Уж судили-рядили бабы коченёвские, рядили-судили: и с энтого боку подойдут, и с другого, и с прищуром глянут, и бельмы вытаращат… И кто они такие, Косточка да отец его, какого роду-звания? И каким-таким ветром принесло их в землю коченёвскую – ан не приживутся – не примутся?..
– Это что у тебе за железяка? – в глазах тётки Авдотьи страх животный зазмеился. – А ну, брось сейчас!
– И неча его приваживать! – другая тётка. – Корми тут всех.
– А не ты случа?ем в заборе дырку проделал железякою энтой? Гляди, я вот баушке-то Лукерье скажу! – А Косточка ни живёхонек ни мертвёхонек!
– Он – кому ж ишшо! – другая тётка. – И ходют, и ходют…
– Ишь, пры?нцарь сыскался! – скажет тётка да окошечко-то и захлопнет.
– Окромя Косточки-т свово нешто и сыском не сыскать, Катьша? – баушка! – Мо?рок один с ими, с охальниками-крамольниками. Корми тут кажного… рожна им пирожного… – Кажется Катюшке: та?к бает баушка Чуриха – ручонками щёченьки подмяла, лапушка, – сидит тих-тиха? – ни хитринушки у нашей что Катеринушки, ни лукавинки – сидит детинушка – ушки на макушке – послухивает…
Носочек какой, чулочек штопает, чтоб целёхонек был носочек-то, без единой без дырочки… Чулочек… носочек… иголочка лучиком серебристым вонзается в подушечки-душечки пальчиков – упругие розовые виноградинки…
Вот штопает-штопает наша лапушка – пальчики-пуховочки и поисколет совсем. Штопала-штопала – пот проливала – носок-чулок… носков ли чулков… носков-чулок… понаштопала… чтоб тебя…

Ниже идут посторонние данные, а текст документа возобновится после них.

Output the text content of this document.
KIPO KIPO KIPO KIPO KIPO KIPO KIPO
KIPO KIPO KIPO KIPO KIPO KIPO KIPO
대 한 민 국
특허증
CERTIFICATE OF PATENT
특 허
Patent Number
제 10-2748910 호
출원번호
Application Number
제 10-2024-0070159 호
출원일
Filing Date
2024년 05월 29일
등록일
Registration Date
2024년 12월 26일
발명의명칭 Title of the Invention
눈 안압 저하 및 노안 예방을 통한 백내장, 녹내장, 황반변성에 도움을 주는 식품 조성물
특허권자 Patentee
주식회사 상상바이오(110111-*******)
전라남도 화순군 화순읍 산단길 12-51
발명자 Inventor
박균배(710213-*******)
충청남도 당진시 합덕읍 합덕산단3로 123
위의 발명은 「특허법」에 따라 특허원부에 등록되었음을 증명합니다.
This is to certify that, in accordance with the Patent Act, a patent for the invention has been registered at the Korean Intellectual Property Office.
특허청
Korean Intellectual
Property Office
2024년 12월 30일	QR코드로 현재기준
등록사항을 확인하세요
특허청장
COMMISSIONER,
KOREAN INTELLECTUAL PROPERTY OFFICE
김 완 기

А после опрометью к платяному к шкафу – и вдыхает аромат белья новёхонького, что лежит большущими плотными стопками: то Катино и Галинино приданое, так-то вот! Ин дух захватит: сколько всего – и тебе в горошек, и тебе в цветочек, и в полосочку-линеечку, и в клеточку – только и осталось взамуж выйтить, ей-божечки! Аль исписать буквицами…
А потом зажмурится, носик блаженно сморщит: сахарцом да мучицею пахнёт! – то наволочки отдельные-особельные, для варений-печений припрятанные!
А уж как хочется глупышке нашей, ладушке-душечке соснуть да на сладкой подушечке, ох как хочется-а-а!